A pesquisadora Lúcia Wadt, chefe-geral da Embrapa Rondônia, que participou do estudo, explica que muitas espécies de árvores apresentam exigências específicas que, quando não satisfeitas, promovem uma grande variação da produção de frutos entre os anos, inclusive na mesma planta. É o caso da castanheira, em que uma mesma árvore produziu 400 frutos em um ano, e apenas 20, posteriormente, por exemplo. A diferença produtiva também é observada entre árvores de um mesmo castanhal, o que intrigou produtores e pesquisadores e os motivou a tentar entender o fenômeno.
Além disso, decifrar as causas que influenciam a produção das castanheiras é muito importante, uma vez que a espécie apresenta uma grande variação na quantidade de frutos produzidos a cada safra. A grande variação na produção afeta, especialmente, as milhares de famílias que vivem do extrativismo da castanha. Compreender as causas disso ajudará no planejamento desses extrativistas, além de poder orientar os programas de melhoramento genético da espécie, de acordo com Wadt.
Ela conta que o objetivo da pesquisa foi subsidiar com informações que possam colaborar para o planejamento familiar e desenvolver a economia extrativista. Os cientistas também pretendiam identificar características importantes para a previsão de safra em castanhais nativos e gerar informações para o manejo de castanhais, sejam estes nativos ou cultivados.
A pesquisa nos castanhais
Durante pouco mais de uma década, os cientistas coletaram várias informações como o tamanho da árvore e da copa, a posição da planta no relevo, as características físicas e químicas do solo, o comportamento do clima na região de estudo, e área de madeira responsável pelo fluxo de seiva, conhecida como área de alburno, indicador relacionado à saúde das árvores.
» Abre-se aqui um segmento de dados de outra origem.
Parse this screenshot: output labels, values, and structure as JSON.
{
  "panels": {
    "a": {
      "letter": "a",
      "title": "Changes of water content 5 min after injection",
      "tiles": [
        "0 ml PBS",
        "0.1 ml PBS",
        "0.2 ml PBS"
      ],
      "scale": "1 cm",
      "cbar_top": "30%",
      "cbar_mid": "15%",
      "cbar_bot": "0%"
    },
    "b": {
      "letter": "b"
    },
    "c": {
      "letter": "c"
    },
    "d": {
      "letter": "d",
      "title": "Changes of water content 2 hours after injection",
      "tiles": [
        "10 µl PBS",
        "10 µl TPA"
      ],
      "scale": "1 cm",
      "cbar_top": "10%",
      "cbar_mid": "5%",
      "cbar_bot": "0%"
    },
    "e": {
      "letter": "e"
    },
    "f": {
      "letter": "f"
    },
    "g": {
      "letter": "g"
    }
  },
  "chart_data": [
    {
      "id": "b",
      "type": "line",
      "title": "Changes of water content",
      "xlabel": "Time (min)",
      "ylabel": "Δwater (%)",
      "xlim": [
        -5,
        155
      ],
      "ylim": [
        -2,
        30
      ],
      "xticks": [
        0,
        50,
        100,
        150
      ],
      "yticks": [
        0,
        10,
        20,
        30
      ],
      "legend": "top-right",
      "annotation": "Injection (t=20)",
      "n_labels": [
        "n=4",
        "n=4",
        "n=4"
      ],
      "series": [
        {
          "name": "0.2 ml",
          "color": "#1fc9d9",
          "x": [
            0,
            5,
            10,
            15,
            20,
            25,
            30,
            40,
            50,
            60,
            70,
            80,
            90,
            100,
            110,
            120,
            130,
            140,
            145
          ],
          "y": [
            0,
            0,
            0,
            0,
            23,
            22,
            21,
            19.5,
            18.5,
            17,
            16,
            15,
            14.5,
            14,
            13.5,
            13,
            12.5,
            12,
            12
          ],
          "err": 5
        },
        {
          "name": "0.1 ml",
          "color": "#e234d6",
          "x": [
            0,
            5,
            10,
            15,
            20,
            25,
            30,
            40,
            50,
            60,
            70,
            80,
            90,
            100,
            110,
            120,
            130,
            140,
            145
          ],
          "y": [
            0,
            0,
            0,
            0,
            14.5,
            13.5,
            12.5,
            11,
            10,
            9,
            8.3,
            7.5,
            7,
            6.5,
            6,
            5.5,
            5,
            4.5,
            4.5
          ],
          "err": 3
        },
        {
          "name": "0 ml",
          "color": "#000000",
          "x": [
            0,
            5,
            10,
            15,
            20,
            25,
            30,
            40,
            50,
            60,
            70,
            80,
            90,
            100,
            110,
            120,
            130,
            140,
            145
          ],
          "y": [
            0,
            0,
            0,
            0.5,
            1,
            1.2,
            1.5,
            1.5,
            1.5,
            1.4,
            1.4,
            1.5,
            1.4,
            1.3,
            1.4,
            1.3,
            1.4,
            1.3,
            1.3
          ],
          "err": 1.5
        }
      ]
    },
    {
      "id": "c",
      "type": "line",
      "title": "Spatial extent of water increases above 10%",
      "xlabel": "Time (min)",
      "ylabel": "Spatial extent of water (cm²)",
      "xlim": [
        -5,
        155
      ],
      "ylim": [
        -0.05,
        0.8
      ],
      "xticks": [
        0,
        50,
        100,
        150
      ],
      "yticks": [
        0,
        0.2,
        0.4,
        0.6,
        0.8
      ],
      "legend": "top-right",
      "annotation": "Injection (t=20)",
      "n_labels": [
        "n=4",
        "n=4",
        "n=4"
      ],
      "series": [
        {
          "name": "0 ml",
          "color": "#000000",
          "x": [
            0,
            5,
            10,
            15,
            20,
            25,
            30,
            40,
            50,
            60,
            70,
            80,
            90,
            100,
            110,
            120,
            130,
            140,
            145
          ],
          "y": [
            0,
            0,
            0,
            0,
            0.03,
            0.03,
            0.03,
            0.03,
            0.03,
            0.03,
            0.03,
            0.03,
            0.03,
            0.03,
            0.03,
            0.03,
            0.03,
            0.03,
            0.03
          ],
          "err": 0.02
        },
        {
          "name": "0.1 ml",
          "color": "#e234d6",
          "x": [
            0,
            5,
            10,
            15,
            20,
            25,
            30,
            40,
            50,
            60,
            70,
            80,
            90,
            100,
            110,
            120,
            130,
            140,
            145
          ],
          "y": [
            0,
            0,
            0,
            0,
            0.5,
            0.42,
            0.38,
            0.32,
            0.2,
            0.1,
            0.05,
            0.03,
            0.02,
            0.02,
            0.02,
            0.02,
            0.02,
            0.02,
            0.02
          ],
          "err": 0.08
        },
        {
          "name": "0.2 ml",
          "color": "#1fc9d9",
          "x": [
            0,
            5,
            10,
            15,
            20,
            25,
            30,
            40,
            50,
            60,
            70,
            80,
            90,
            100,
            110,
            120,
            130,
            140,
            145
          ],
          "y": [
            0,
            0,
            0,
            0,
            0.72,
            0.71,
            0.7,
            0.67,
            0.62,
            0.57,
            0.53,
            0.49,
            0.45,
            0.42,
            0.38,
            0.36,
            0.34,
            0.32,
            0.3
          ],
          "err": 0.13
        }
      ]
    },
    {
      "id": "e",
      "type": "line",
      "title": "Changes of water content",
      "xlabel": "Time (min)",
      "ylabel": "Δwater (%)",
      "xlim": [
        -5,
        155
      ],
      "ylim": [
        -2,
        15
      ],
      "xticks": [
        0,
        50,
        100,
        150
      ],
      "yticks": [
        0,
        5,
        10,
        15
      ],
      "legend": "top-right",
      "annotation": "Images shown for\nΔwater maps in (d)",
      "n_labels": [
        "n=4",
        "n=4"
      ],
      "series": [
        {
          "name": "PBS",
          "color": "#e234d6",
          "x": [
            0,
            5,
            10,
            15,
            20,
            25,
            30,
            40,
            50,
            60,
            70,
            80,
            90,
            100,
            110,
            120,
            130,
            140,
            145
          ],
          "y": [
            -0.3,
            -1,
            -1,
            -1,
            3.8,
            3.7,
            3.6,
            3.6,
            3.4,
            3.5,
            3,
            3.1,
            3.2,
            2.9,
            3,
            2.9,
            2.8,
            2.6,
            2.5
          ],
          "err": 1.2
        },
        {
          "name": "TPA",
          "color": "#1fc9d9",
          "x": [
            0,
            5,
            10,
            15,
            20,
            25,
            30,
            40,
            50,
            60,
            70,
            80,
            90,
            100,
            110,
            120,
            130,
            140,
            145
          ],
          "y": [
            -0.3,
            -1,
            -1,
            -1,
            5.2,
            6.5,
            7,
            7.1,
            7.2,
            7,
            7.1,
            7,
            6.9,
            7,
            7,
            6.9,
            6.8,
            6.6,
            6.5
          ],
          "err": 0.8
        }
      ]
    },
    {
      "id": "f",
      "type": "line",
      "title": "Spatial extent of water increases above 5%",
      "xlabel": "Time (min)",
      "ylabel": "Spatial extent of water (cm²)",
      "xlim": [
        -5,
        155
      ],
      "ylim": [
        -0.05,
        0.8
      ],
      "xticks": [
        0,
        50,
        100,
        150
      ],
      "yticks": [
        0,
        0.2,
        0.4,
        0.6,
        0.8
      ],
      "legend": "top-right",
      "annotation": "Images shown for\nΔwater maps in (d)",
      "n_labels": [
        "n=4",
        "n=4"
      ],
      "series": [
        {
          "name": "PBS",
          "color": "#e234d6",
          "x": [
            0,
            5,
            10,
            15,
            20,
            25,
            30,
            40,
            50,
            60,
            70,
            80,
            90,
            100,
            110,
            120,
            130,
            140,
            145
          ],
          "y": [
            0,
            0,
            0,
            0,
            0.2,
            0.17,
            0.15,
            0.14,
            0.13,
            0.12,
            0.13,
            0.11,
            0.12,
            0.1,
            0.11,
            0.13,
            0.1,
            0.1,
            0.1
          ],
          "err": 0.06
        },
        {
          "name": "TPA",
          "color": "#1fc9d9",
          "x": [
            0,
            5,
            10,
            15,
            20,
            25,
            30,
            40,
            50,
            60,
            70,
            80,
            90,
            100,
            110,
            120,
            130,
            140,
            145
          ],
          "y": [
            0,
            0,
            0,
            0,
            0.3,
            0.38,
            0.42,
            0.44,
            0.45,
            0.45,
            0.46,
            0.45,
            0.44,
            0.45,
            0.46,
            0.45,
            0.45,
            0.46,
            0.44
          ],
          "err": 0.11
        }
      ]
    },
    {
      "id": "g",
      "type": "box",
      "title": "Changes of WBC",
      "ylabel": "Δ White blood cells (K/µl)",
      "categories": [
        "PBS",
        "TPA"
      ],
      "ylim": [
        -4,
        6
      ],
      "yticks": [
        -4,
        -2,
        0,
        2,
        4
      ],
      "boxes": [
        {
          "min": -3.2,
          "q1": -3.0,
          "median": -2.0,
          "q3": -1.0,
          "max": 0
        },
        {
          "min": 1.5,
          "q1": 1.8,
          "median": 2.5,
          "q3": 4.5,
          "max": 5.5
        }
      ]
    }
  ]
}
O modelo do clima revelou uma relação entre a área do alburno e a produção em anos de seca severa (piores condições ambientais). A boa produção de alguns indivíduos mesmo em anos com seca severa foi associada a árvores nas quais essa área era maior.
A pesquisadora da Embrapa esclarece que isso se dá porque esses indivíduos possuem maior capacidade de armazenar água no tronco e, por isso, resistem mais ao estresse ambiental. A área de copa das árvores foi outro fator importante relacionado à produção: quanto maior a copa, mais frutos eram gerados.
Para Lúcia Wadt, esse estudo desvendou com mais detalhes os fatores bióticos e abióticos associados com a produção de frutos da castanheira. “O achado inédito desse trabalho foi o efeito da área do alburno, como indicador da ‘imunidade’ da árvore contra os efeitos das mudanças climáticas. As castanheiras com maior área de alburno não sofrem muito em anos de seca. Isso pode ser um reflexo da nutrição mineral da planta”, avalia a pesquisadora.
A professora Karen Kainer, da Universidade da Florida, que também assina o artigo, considera que os resultados fortalecem a ideia básica de que a castanheira é uma árvore extraordinária. Além de produzir anualmente frutos que contribuem para a renda dos coletores, a espécie atua também como moderador do ecossistema florestal, uma vez que apresenta mecanismos para resistir às mudanças climáticas.